WEDNESDAY, SEPTEMBER 17, 2025

Hong Kong property chamber calls for HK$20bn fund to stabilise distressed assets, warning the slump threatens the city’s role as a financial hub.

A Hong Kong real estate association is calling on the government to create a HK$20 billion (US$2.6 billion) stabilisation fund to support distressed property assets and curb systemic financial risks.

The Hong Kong and International Chapter of the China Real Estate Chamber of Commerce said the city’s prolonged property slump is driving up non-performing loans, triggering forced asset sales and tightening liquidity for developers and investors. If left unchecked, it warned, the downturn could erode Hong Kong’s status as a leading financial centre.

“This is a vicious cycle.

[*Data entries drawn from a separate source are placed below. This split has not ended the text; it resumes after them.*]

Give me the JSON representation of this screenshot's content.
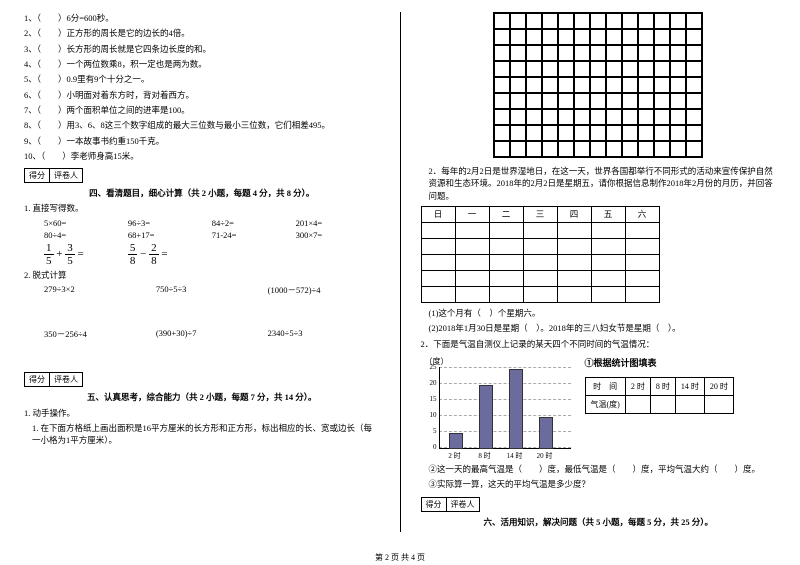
{
  "left": {
    "q1": "1、（　　）6分=600秒。",
    "q2": "2、（　　）正方形的周长是它的边长的4倍。",
    "q3": "3、（　　）长方形的周长就是它四条边长度的和。",
    "q4": "4、（　　）一个两位数乘8，积一定也是两为数。",
    "q5": "5、（　　）0.9里有9个十分之一。",
    "q6": "6、（　　）小明面对着东方时，背对着西方。",
    "q7": "7、（　　）两个面积单位之间的进率是100。",
    "q8": "8、（　　）用3、6、8这三个数字组成的最大三位数与最小三位数，它们相差495。",
    "q9": "9、（　　）一本故事书约重150千克。",
    "q10": "10、（　　）李老师身高15米。",
    "scoreLabel1": "得分",
    "scoreLabel2": "评卷人",
    "sec4": "四、看清题目，细心计算（共 2 小题，每题 4 分，共 8 分）。",
    "t1": "1. 直接写得数。",
    "row1": {
      "a": "5×60=",
      "b": "96÷3=",
      "c": "84÷2=",
      "d": "201×4="
    },
    "row2": {
      "a": "80÷4=",
      "b": "68+17=",
      "c": "71-24=",
      "d": "300×7="
    },
    "frac1": {
      "n1": "1",
      "d1": "5",
      "op1": "+",
      "n2": "3",
      "d2": "5",
      "eq": "="
    },
    "frac2": {
      "n1": "5",
      "d1": "8",
      "op1": "−",
      "n2": "2",
      "d2": "8",
      "eq": "="
    },
    "t2": "2. 脱式计算",
    "row3": {
      "a": "279÷3×2",
      "b": "750÷5÷3",
      "c": "(1000－572)÷4"
    },
    "row4": {
      "a": "350－256÷4",
      "b": "(390+30)÷7",
      "c": "2340÷5÷3"
    },
    "sec5": "五、认真思考，综合能力（共 2 小题，每题 7 分，共 14 分）。",
    "t5_1": "1. 动手操作。",
    "t5_1_text": "1. 在下面方格纸上画出面积是16平方厘米的长方形和正方形，标出相应的长、宽或边长（每一小格为1平方厘米）。"
  },
  "right": {
    "grid1": {
      "cols": 13,
      "rows": 9,
      "cell": 16
    },
    "p2": "2．每年的2月2日是世界湿地日，在这一天，世界各国都举行不同形式的活动来宣传保护自然资源和生态环境。2018年的2月2日是星期五，请你根据信息制作2018年2月份的月历，并回答问题。",
    "cal": {
      "head": [
        "日",
        "一",
        "二",
        "三",
        "四",
        "五",
        "六"
      ],
      "rows": 5
    },
    "q1": "(1)这个月有（　）个星期六。",
    "q2": "(2)2018年1月30日是星期（　）。2018年的三八妇女节是星期（　）。",
    "p3": "2．下面是气温自测仪上记录的某天四个不同时间的气温情况：",
    "chart": {
      "ylabel": "（度）",
      "title": "①根据统计图填表",
      "yticks": [
        0,
        5,
        10,
        15,
        20,
        25
      ],
      "xlabels": [
        "2 时",
        "8 时",
        "14 时",
        "20 时"
      ],
      "values": [
        5,
        20,
        25,
        10
      ],
      "barColor": "#6b6b9e",
      "ylim": [
        0,
        25
      ]
    },
    "table": {
      "r1": [
        "时　间",
        "2 时",
        "8 时",
        "14 时",
        "20 时"
      ],
      "r2": [
        "气温(度)",
        "",
        "",
        "",
        ""
      ]
    },
    "q3": "②这一天的最高气温是（　　）度，最低气温是（　　）度，平均气温大约（　　）度。",
    "q4": "③实际算一算，这天的平均气温是多少度？",
    "sec6": "六、活用知识，解决问题（共 5 小题，每题 5 分，共 25 分）。",
    "scoreLabel1": "得分",
    "scoreLabel2": "评卷人"
  },
  "footer": "第 2 页 共 4 页"
}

Banks are offloading assets cheaply, becoming reluctant to issue new loans,” said Charles Lam, the chamber’s permanent honorary president. “That creates a liquidity squeeze, fewer new projects, and risks a domino effect across finance and property.”

The chamber proposed a fund seeded by government or quasi-government agencies such as the Hong Kong Monetary Authority (HKMA) and the Hong Kong Mortgage Corporation, each contributing 25% of initial capital alongside institutional investors, with the remaining half available to the public.

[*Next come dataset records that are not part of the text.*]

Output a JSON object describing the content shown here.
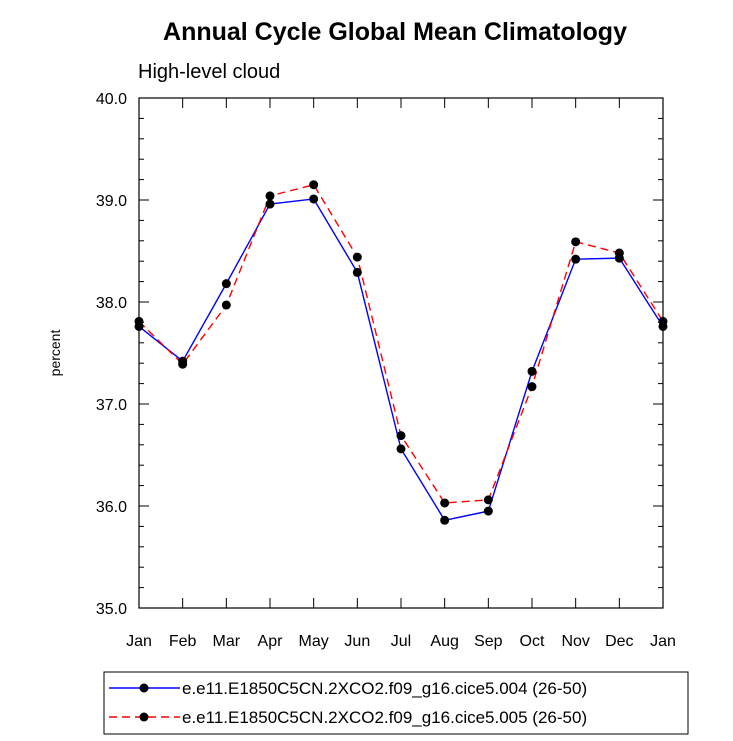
{
  "chart_data": {
    "type": "line",
    "title": "Annual Cycle Global Mean Climatology",
    "subtitle": "High-level cloud",
    "xlabel": "",
    "ylabel": "percent",
    "categories": [
      "Jan",
      "Feb",
      "Mar",
      "Apr",
      "May",
      "Jun",
      "Jul",
      "Aug",
      "Sep",
      "Oct",
      "Nov",
      "Dec",
      "Jan"
    ],
    "ylim": [
      35.0,
      40.0
    ],
    "yticks": [
      "35.0",
      "36.0",
      "37.0",
      "38.0",
      "39.0",
      "40.0"
    ],
    "grid": false,
    "legend_position": "bottom",
    "series": [
      {
        "name": "e.e11.E1850C5CN.2XCO2.f09_g16.cice5.004 (26-50)",
        "color": "#0000ff",
        "style": "solid",
        "values": [
          37.76,
          37.42,
          38.18,
          38.96,
          39.01,
          38.29,
          36.56,
          35.86,
          35.95,
          37.32,
          38.42,
          38.43,
          37.76
        ]
      },
      {
        "name": "e.e11.E1850C5CN.2XCO2.f09_g16.cice5.005 (26-50)",
        "color": "#ff0000",
        "style": "dashed",
        "values": [
          37.81,
          37.39,
          37.97,
          39.04,
          39.15,
          38.44,
          36.69,
          36.03,
          36.06,
          37.17,
          38.59,
          38.48,
          37.81
        ]
      }
    ]
  }
}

It suggested the fund could later list on the stock exchange, modelled on the Tracker Fund created during the 1998 Asian Financial Crisis.

Major developers, including Hongkong Land, Link Asset Management and Sino Land, are members of the chamber, which stressed the need for urgent measures to revive the sector. Lawmaker Louis Loong has also urged the government to rezone more commercial land for residential or mixed-use projects to ease oversupply.

Non-performing loans in Hong Kong climbed to US$25 billion at the end of March, a two-decade high equal to 2% of total credit, according to Fitch Ratings.

The ratio may rise to 2.3% by year-end, the steepest increase in the Asia Pacific. Office and retail property values have plunged nearly 50% from their 2018 peaks, eroding collateral and fuelling bank seizures of assets.